Cardin, who was instrumental in securing the legislation allowing for the 60-day review period and vote by Congress, will be the focus of an additional digital campaign.
A save-the-date notice for the September lobbying blitz read in part, “We are confident that hundreds of rabbis traveling to Washington on the eve of this vote and just days before Rosh Hashanah will have a highly visible and real impact upon this fateful vote in Congress. We will only have this impact with your participation.”
According to Nathan Diament, executive director for public policy at the OU, while the OU shares the “long list of concerns and criticisms” voiced by other organizations, its campaign focuses on the proposed inspections regime and the billions of dollars Iran is due to receive once sanctions are lifted.
Added Diament, “We share [Israeli] Ambassador [Ron] Dermer’s concerns that even if Iran abides by the deal to every paragraph and subparagraph, in 10 to 15 years, whenever they get to the end of the deal, they’ll be a full blown nuclear state with the blessing of the international community.”
The OU plans to keep the pressure on Congress through the August recess and “right up to the vote,” said Diament.
Pollard granted parole, lawyers ask Obama to waive travel restrictions
Jonathan Pollard, who has been imprisoned for 30 years for spying for Israel, has been granted parole following a unanimous vote by a federal parole panel.
The release date is scheduled for Nov. 21, Pollard’s pro bono attorneys announced in a news release on July 28. Had he not been granted parole, he would have been required to serve an additional 15 years in prison, the release said.
According to Pollard’s attorneys, Eliot Lauer and Jacques Semmelman, the parole commission’s decision was made “independently of any other U.S. government agency” and “is not connected to recent developments in the Middle East,” presumably a reference to the Iran nuclear deal.
The Notice of Action granting Pollard parole requires him to stay in the United States for five years, a requirement that Lauer and Semmelman are asking President Barack Obama to waive using his clemency power.
Israel’s Channel 2 reported on July 28 that Pollard will be released one day early, on Nov. 20, because the 21st is a Saturday, the Jewish Sabbath. Pollard, who in 1987 was given a life sentence, has been serving his term in a federal prison in North Carolina.
The U.S. government does not oppose the release, Pollard’s attorneys said. His only application for parole, filed last year, failed.

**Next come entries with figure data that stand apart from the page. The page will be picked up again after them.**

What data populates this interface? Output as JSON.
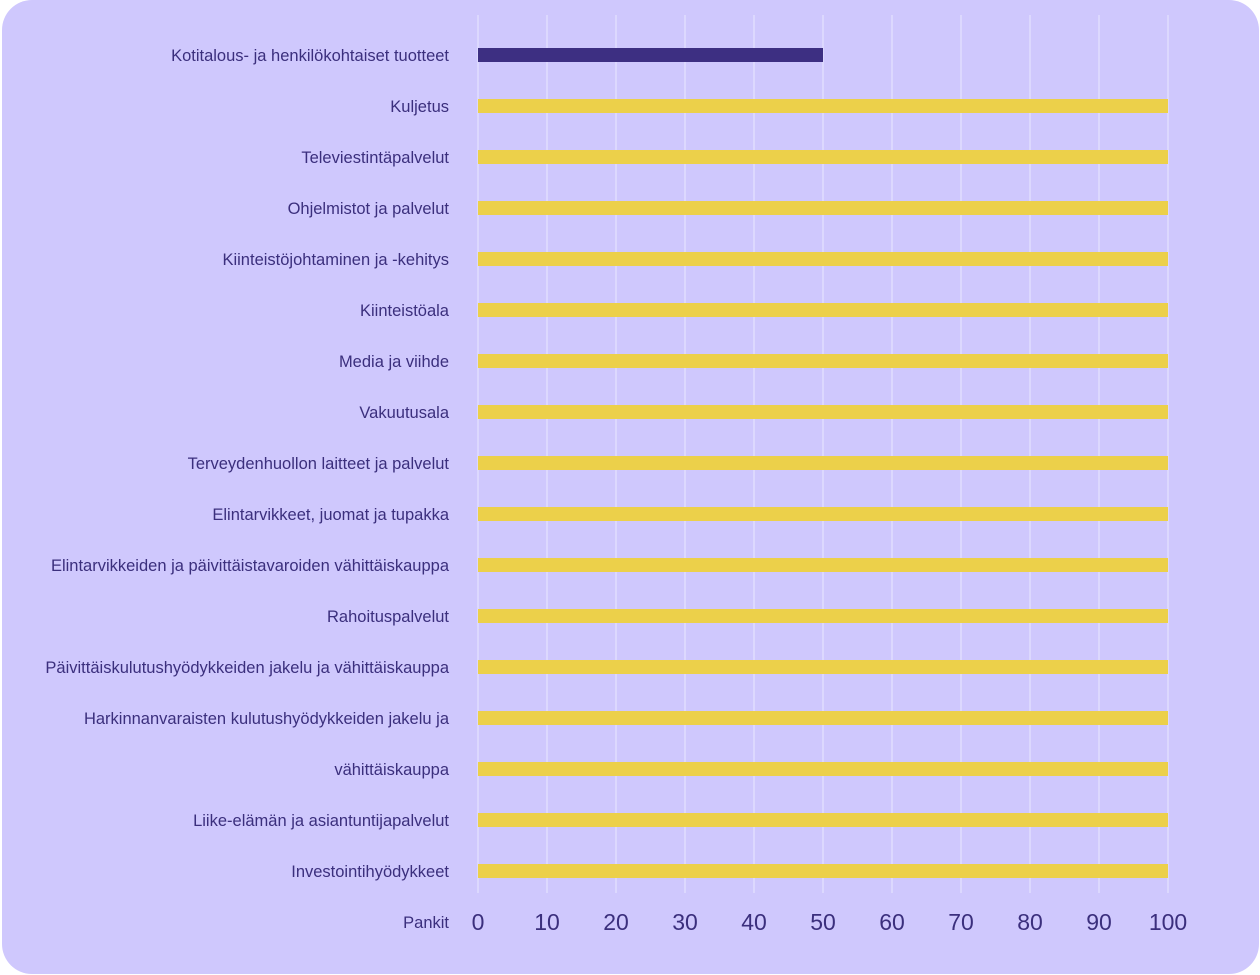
{
  "chart_data": {
    "type": "bar",
    "orientation": "horizontal",
    "categories": [
      "Kotitalous- ja henkilökohtaiset tuotteet",
      "Kuljetus",
      "Televiestintäpalvelut",
      "Ohjelmistot ja palvelut",
      "Kiinteistöjohtaminen ja -kehitys",
      "Kiinteistöala",
      "Media ja viihde",
      "Vakuutusala",
      "Terveydenhuollon laitteet ja palvelut",
      "Elintarvikkeet, juomat ja tupakka",
      "Elintarvikkeiden ja päivittäistavaroiden vähittäiskauppa",
      "Rahoituspalvelut",
      "Päivittäiskulutushyödykkeiden jakelu ja vähittäiskauppa",
      "Harkinnanvaraisten kulutushyödykkeiden jakelu ja",
      "vähittäiskauppa",
      "Liike-elämän ja asiantuntijapalvelut",
      "Investointihyödykkeet"
    ],
    "values": [
      50,
      100,
      100,
      100,
      100,
      100,
      100,
      100,
      100,
      100,
      100,
      100,
      100,
      100,
      100,
      100,
      100
    ],
    "highlight_index": 0,
    "xlabel": "Pankit",
    "xlim": [
      0,
      100
    ],
    "xticks": [
      0,
      10,
      20,
      30,
      40,
      50,
      60,
      70,
      80,
      90,
      100
    ],
    "grid": true,
    "colors": {
      "background": "#cfc8fd",
      "highlight_bar": "#3d2f82",
      "bar": "#ecd04a",
      "grid": "#e6e2fe",
      "text": "#3b2f7d"
    }
  }
}
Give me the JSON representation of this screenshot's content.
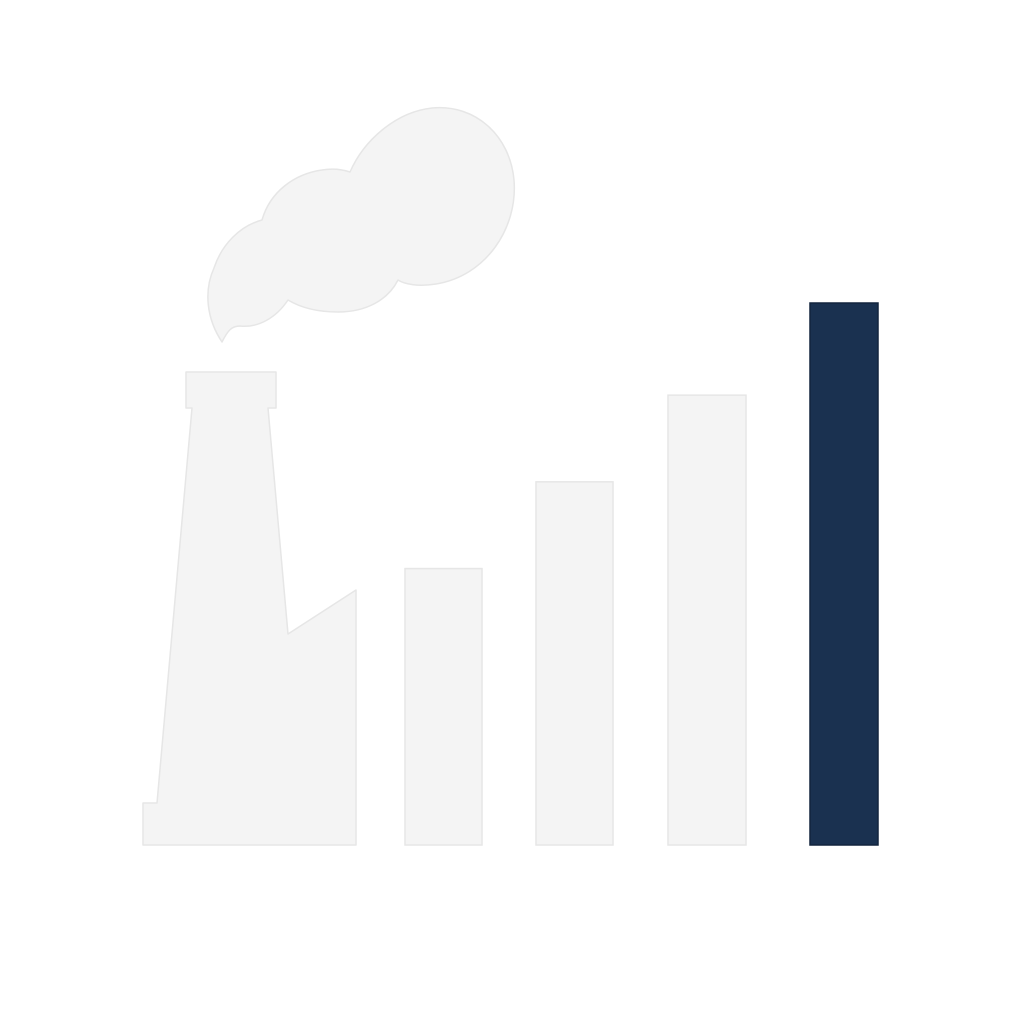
{
  "illustration": {
    "icon": "factory-emissions-bar-icon",
    "colors": {
      "background": "#ffffff",
      "shape_fill": "#f4f4f4",
      "shape_edge": "#e6e6e6",
      "accent_bar": "#1a3150",
      "accent_edge": "#12243d"
    },
    "bars": [
      {
        "name": "bar-1",
        "level": 0.51,
        "highlighted": false
      },
      {
        "name": "bar-2",
        "level": 0.67,
        "highlighted": false
      },
      {
        "name": "bar-3",
        "level": 0.83,
        "highlighted": false
      },
      {
        "name": "bar-4",
        "level": 1.0,
        "highlighted": true
      }
    ]
  }
}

Pollard was arrested in 1985 while working as a civilian Navy analyst.
Secretary of State John Kerry told reporters on July 28 in Washington, D.C., as he left a House of Representatives hearing on the Iran nuclear deal that the granting of parole is not related to the agreement.
Pollard issued a statement through his attorneys.
“I am looking forward to being reunited with my beloved wife Esther,” he said. “I would like to thank the many thousands of well-wishers in the United States, in Israel and throughout the world who provided grass roots support by attending rallies, sending letters, making phone calls to elected officials and saying prayers for my welfare. I am deeply appreciative of every gesture, large or small.”
Pollard singled out for special thanks the National Council of Young Israel and its leaders as well as David Nyer, Kenneth Lasson, George Leighton, Larry Dub, Nitsana Dirshan-Leitner, Effi Lahav, Asher Mivtari and Adi Ginsburg.
“It’s a miracle,” Pollard’s former wife, Anne Pollard, told Channel 2 shortly after news broke of his parole. “I just heard officially that this was true.”
She said she knew nothing about the terms of his release.